I knew that it would take a while to get things done for 150 people, but I just didnt realise quite how long, I spent a long 4 hours working away, trying to find things in the kitchen, making my pastry dough on ice, since it was nearly 100 degrees in the kitchen, and finding that making several quarts of pastry cream is a lot different to a pint or two!
I then returned the next day to make my pies, and assemble the trifles.
The part that really got me was making the peach pies. Each pie had a little fan of chopped peaches arranged elegantly in the tart shell. Since we only had muffin pans, there was a little bit of miniturization required, and I started to rue the suggestion I'd made. Even more galling, they looked extremely 'rustic' at the end of the baking process, and it was a bit disappointing.

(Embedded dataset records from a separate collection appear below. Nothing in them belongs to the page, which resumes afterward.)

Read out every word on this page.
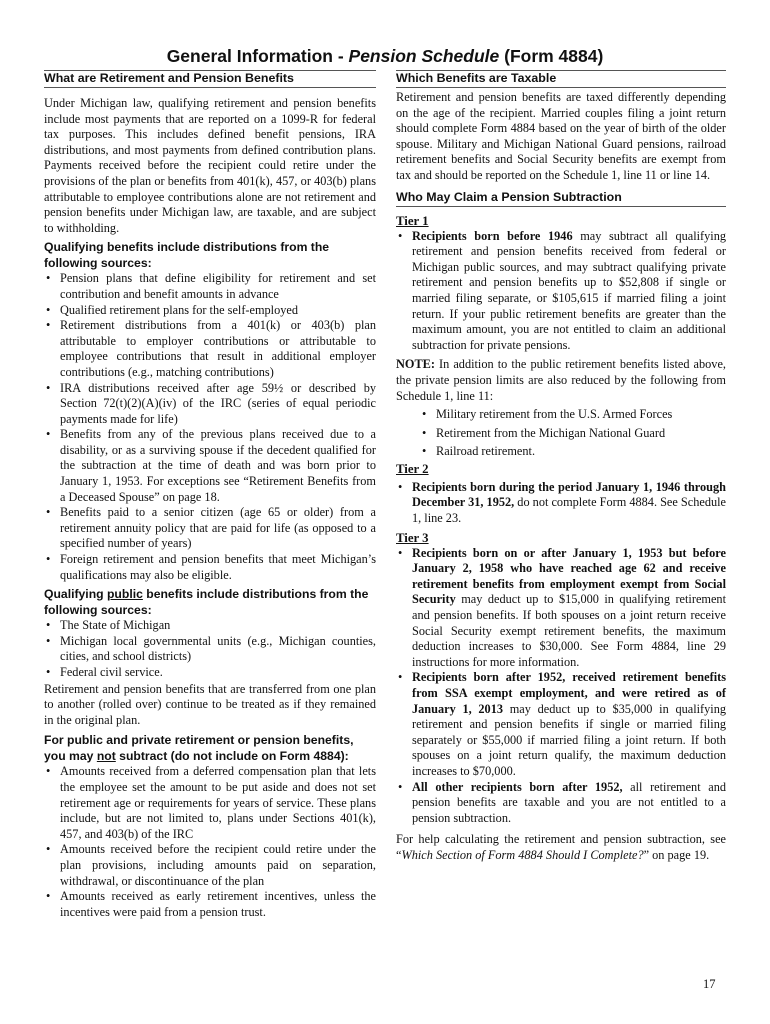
General Information - Pension Schedule (Form 4884)
What are Retirement and Pension Benefits

Under Michigan law, qualifying retirement and pension benefits include most payments that are reported on a 1099-R for federal tax purposes. This includes defined benefit pensions, IRA distributions, and most payments from defined contribution plans. Payments received before the recipient could retire under the provisions of the plan or benefits from 401(k), 457, or 403(b) plans attributable to employee contributions alone are not retirement and pension benefits under Michigan law, are taxable, and are subject to withholding.

Qualifying benefits include distributions from the following sources:

• Pension plans that define eligibility for retirement and set contribution and benefit amounts in advance
• Qualified retirement plans for the self-employed
• Retirement distributions from a 401(k) or 403(b) plan attributable to employer contributions or attributable to employee contributions that result in additional employer contributions (e.g., matching contributions)
• IRA distributions received after age 59½ or described by Section 72(t)(2)(A)(iv) of the IRC (series of equal periodic payments made for life)
• Benefits from any of the previous plans received due to a disability, or as a surviving spouse if the decedent qualified for the subtraction at the time of death and was born prior to January 1, 1953. For exceptions see “Retirement Benefits from a Deceased Spouse” on page 18.
• Benefits paid to a senior citizen (age 65 or older) from a retirement annuity policy that are paid for life (as opposed to a specified number of years)
• Foreign retirement and pension benefits that meet Michigan’s qualifications may also be eligible.

Qualifying public benefits include distributions from the following sources:

• The State of Michigan
• Michigan local governmental units (e.g., Michigan counties, cities, and school districts)
• Federal civil service.

Retirement and pension benefits that are transferred from one plan to another (rolled over) continue to be treated as if they remained in the original plan.

For public and private retirement or pension benefits, you may not subtract (do not include on Form 4884):

• Amounts received from a deferred compensation plan that lets the employee set the amount to be put aside and does not set retirement age or requirements for years of service. These plans include, but are not limited to, plans under Sections 401(k), 457, and 403(b) of the IRC
• Amounts received before the recipient could retire under the plan provisions, including amounts paid on separation, withdrawal, or discontinuance of the plan
• Amounts received as early retirement incentives, unless the incentives were paid from a pension trust.
Which Benefits are Taxable

Retirement and pension benefits are taxed differently depending on the age of the recipient. Married couples filing a joint return should complete Form 4884 based on the year of birth of the older spouse. Military and Michigan National Guard pensions, railroad retirement benefits and Social Security benefits are exempt from tax and should be reported on the Schedule 1, line 11 or line 14.

Who May Claim a Pension Subtraction

Tier 1

• Recipients born before 1946 may subtract all qualifying retirement and pension benefits received from federal or Michigan public sources, and may subtract qualifying private retirement and pension benefits up to $52,808 if single or married filing separate, or $105,615 if married filing a joint return. If your public retirement benefits are greater than the maximum amount, you are not entitled to claim an additional subtraction for private pensions.

NOTE: In addition to the public retirement benefits listed above, the private pension limits are also reduced by the following from Schedule 1, line 11:

• Military retirement from the U.S. Armed Forces
• Retirement from the Michigan National Guard
• Railroad retirement.

Tier 2

• Recipients born during the period January 1, 1946 through December 31, 1952, do not complete Form 4884. See Schedule 1, line 23.

Tier 3

• Recipients born on or after January 1, 1953 but before January 2, 1958 who have reached age 62 and receive retirement benefits from employment exempt from Social Security may deduct up to $15,000 in qualifying retirement and pension benefits. If both spouses on a joint return receive Social Security exempt retirement benefits, the maximum deduction increases to $30,000. See Form 4884, line 29 instructions for more information.
• Recipients born after 1952, received retirement benefits from SSA exempt employment, and were retired as of January 1, 2013 may deduct up to $35,000 in qualifying retirement and pension benefits if single or married filing separately or $55,000 if married filing a joint return. If both spouses on a joint return qualify, the maximum deduction increases to $70,000.
• All other recipients born after 1952, all retirement and pension benefits are taxable and you are not entitled to a pension subtraction.

For help calculating the retirement and pension subtraction, see “Which Section of Form 4884 Should I Complete?” on page 19.

17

I was much happier with the trifles I made. This dessert made sense on this scale, since it was just a case of cutting circles of cake, drizzling with sherry, adding a little compote, pastry cream, doubling up the layers, piping a little cream, sprinkle of praline and a few blueberries and I was done.
Something that made the job more difficult is that I only had a small corner of the kitchen to work in. If I was to do this again, I'd definitely find a time when the kitchen was nearly empty, and then I can spread out and get things done efficiently, and get out of everyones way.
- Commerical kitchens can be very hot in the summer, this adds to exhaustion!
- Things always take much longer than you expect
- Scaling is difficult for large numbers, make more than you possibly expect and calculate carefully
- Making food for people is hard work
- Some things need fast hands, and some things(like pastry cream) require patience and slow cooking, there is no way to speed things up, remember how much time you're saving by not having to do it twice!!
- Carefully think through your preparation and make sure that you can produce consistent results, making 1 or 12 desserts is easy, making 150 exactly the same can be hard, also consider making desserts on a different day, they must always be the same.
- On the same note, precise recipes are important, and must be tested carefully, consider that scaling them up can change results.
- It is important to consider efficiency, I should have reworked the peach pies so that I could get them done in less time
- Most of your work in this industry will be doing calculations, working out how to make money out of it, and washing dishes. You'll be surprised how little time you'll actually end up creating masterpieces! I'm not even going to start on the business side of things!
- Attending some kind of culinary school, whether its the CIA or your local community college actually is useful, in my opinion. You get a handle on how commercial kitchens work, you learn about proper technique, and its much easier to hit the ground running when you do make your debut in a kitchen.
Anyone have any more tips to share?
I certainly will be going back to my day job with a new outlook! It is a fairly serene atmosphere in a lab, we do have deadlines, but for the most part, everything takes as long as it takes, and we just have to be patient and careful with our work.
I really enjoyed the atmosphere at the kitchen of Dining Details, everyone was extremely helpful and polite and it was wonderful seeing food treated with such respect. The dinner that they conjured up for the people at the farm was absolutely incredible. If I had an event coming up, I wouldnt hesitate to book them right away. Julie also has a company that does childrens meals, Chickpeas, and it was wonderful to see the little packets brimming with delicious veggies and healthy food instead of the insipid sandwiches that I often see given to children these days.